Quand j’avais environ 4 ou 5 ans, avec mon petit frère et mes cousines du même âge, mon grand-père nous montrait Les Temps Modernes, Le Kid… et refaisait toutes les scènes. Ça nous faisait beaucoup rire !

Premiers films : les classiques du quartier latin

Ado, tous les dimanches avec mon père, on allait voir un film culte dans un cinéma du quartier latin à Paris. J'ai découvert comme ça Marilyn Monroe, Buñuel, Fellini, Michael Cimino… Mon premier choc de cinéma ? The Shooting de Monte Hellman : une sorte de western métaphorique avec Jack Nicholson dans un de ses premiers rôles.
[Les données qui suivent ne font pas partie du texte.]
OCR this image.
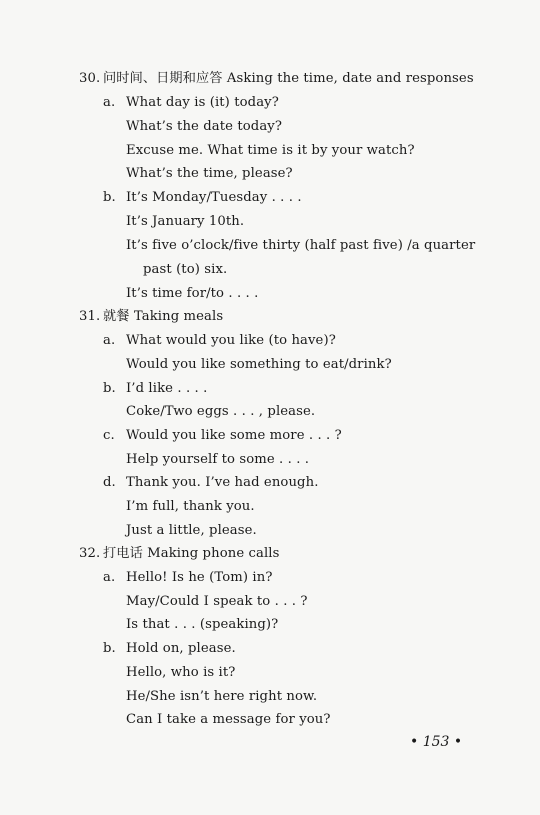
30. 问时间、日期和应答 Asking the time, date and responses
a. What day is (it) today?
What’s the date today?
Excuse me. What time is it by your watch?
What’s the time, please?
b. It’s Monday/Tuesday . . . .
It’s January 10th.
It’s five o’clock/five thirty (half past five) /a quarter
past (to) six.
It’s time for/to . . . .
31. 就餐 Taking meals
a. What would you like (to have)?
Would you like something to eat/drink?
b. I’d like . . . .
Coke/Two eggs . . . , please.
c. Would you like some more . . . ?
Help yourself to some . . . .
d. Thank you. I’ve had enough.
I’m full, thank you.
Just a little, please.
32. 打电话 Making phone calls
a. Hello! Is he (Tom) in?
May/Could I speak to . . . ?
Is that . . . (speaking)?
b. Hold on, please.
Hello, who is it?
He/She isn’t here right now.
Can I take a message for you?
• 153 •
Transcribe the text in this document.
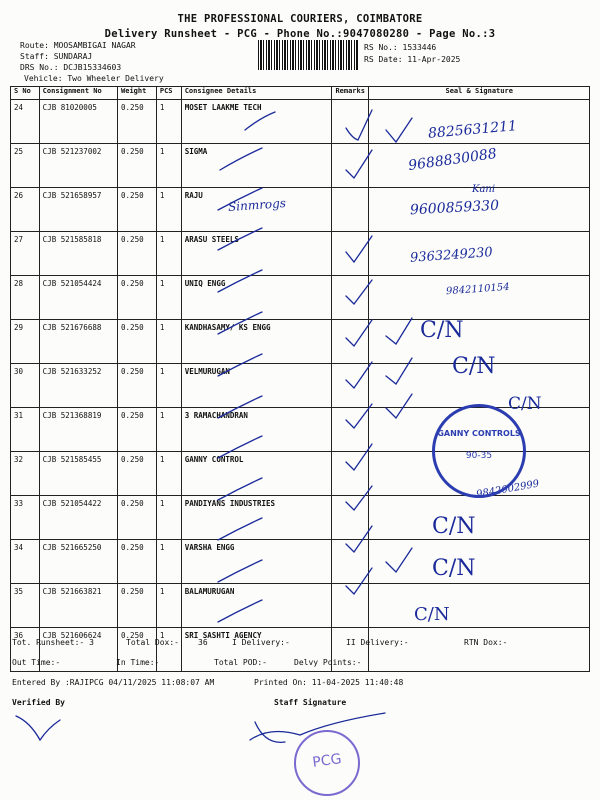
THE PROFESSIONAL COURIERS, COIMBATORE
Delivery Runsheet - PCG - Phone No.:9047080280 - Page No.:3
Route: MOOSAMBIGAI NAGAR
Staff: SUNDARAJ
DRS No.: DCJB15334603
Vehicle: Two Wheeler Delivery
RS No.: 1533446
RS Date: 11-Apr-2025
S No	Consignment No	Weight	PCS	Consignee Details	Remarks	Seal & Signature
24	CJB 81020005	0.250	1	MOSET LAAKME TECH		
25	CJB 521237002	0.250	1	SIGMA		
26	CJB 521658957	0.250	1	RAJU		
27	CJB 521585818	0.250	1	ARASU STEELS		
28	CJB 521054424	0.250	1	UNIQ ENGG		
29	CJB 521676688	0.250	1	KANDHASAMY/ KS ENGG		
30	CJB 521633252	0.250	1	VELMURUGAN		
31	CJB 521368819	0.250	1	3 RAMACHANDRAN		
32	CJB 521585455	0.250	1	GANNY CONTROL		
33	CJB 521054422	0.250	1	PANDIYANS INDUSTRIES		
34	CJB 521665250	0.250	1	VARSHA ENGG		
35	CJB 521663821	0.250	1	BALAMURUGAN		
36	CJB 521606624	0.250	1	SRI SASHTI AGENCY		
8825631211
9688830088
Kani
9600859330
Sinmrogs
9363249230
9842110154
C/N
C/N
C/N
9842002999
C/N
C/N
C/N
GANNY CONTROLS
90-35
Tot. Runsheet:- 3	Total Dox:- 36	I Delivery:-	II Delivery:-	RTN Dox:-
Out Time:-	In Time:-	Total POD:-	Delvy Points:-
Entered By :RAJIPCG 04/11/2025 11:08:07 AM	Printed On: 11-04-2025 11:40:48
Verified By	Staff Signature
PCG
C’est la première fois où j’ai pris conscience de la puissance de l'imaginaire, de tout ce que le spectateur peut se raconter à travers une histoire.

Premières envies de cinéma : entre évidence et questionnement

Je viens d'une famille de réalisateurs : mon grand-père, et mon père. Ma mère était maquilleuse de cinéma, et globalement tout le monde dans ma famille était artiste, de près ou de loin, dans le cinéma ou ailleurs. Avec mon frère ou d'autres enfants, dans notre enfance, on prenait la caméra, on faisait des petits films de vacances… J’ai grandi en me sentant un peu « prédestinée » à ça, et je pense que ça a été un des points aveugles dans mon histoire pendant longtemps. Après un BTS audiovisuel en montage, j’ai étudié le montage à l’INSAS.

Premiers pas : du montage à la réalisation

Ce qui était très fort à l'INSAS, c'est cette volonté de nous pousser à penser comme des cinéastes, et non pas comme des simples presse-boutons. On nous donnait beaucoup de place pour développer une pensée, une vision, et aller au bout de ça. En apprenant à construire ma propre méthode de travail, en lien avec ma sensibilité, j’ai vraiment trouvé la monteuse en moi. Un apprentissage qui s'est prolongé en continuant à monter d'autres films. Ce que j'adore dans le montage, c'est donner l'impression que ‘ça sort tout seul’, que c'est le spectateur qui se raconte l’histoire, alors qu’en vrai, c'est toute une construction invisible...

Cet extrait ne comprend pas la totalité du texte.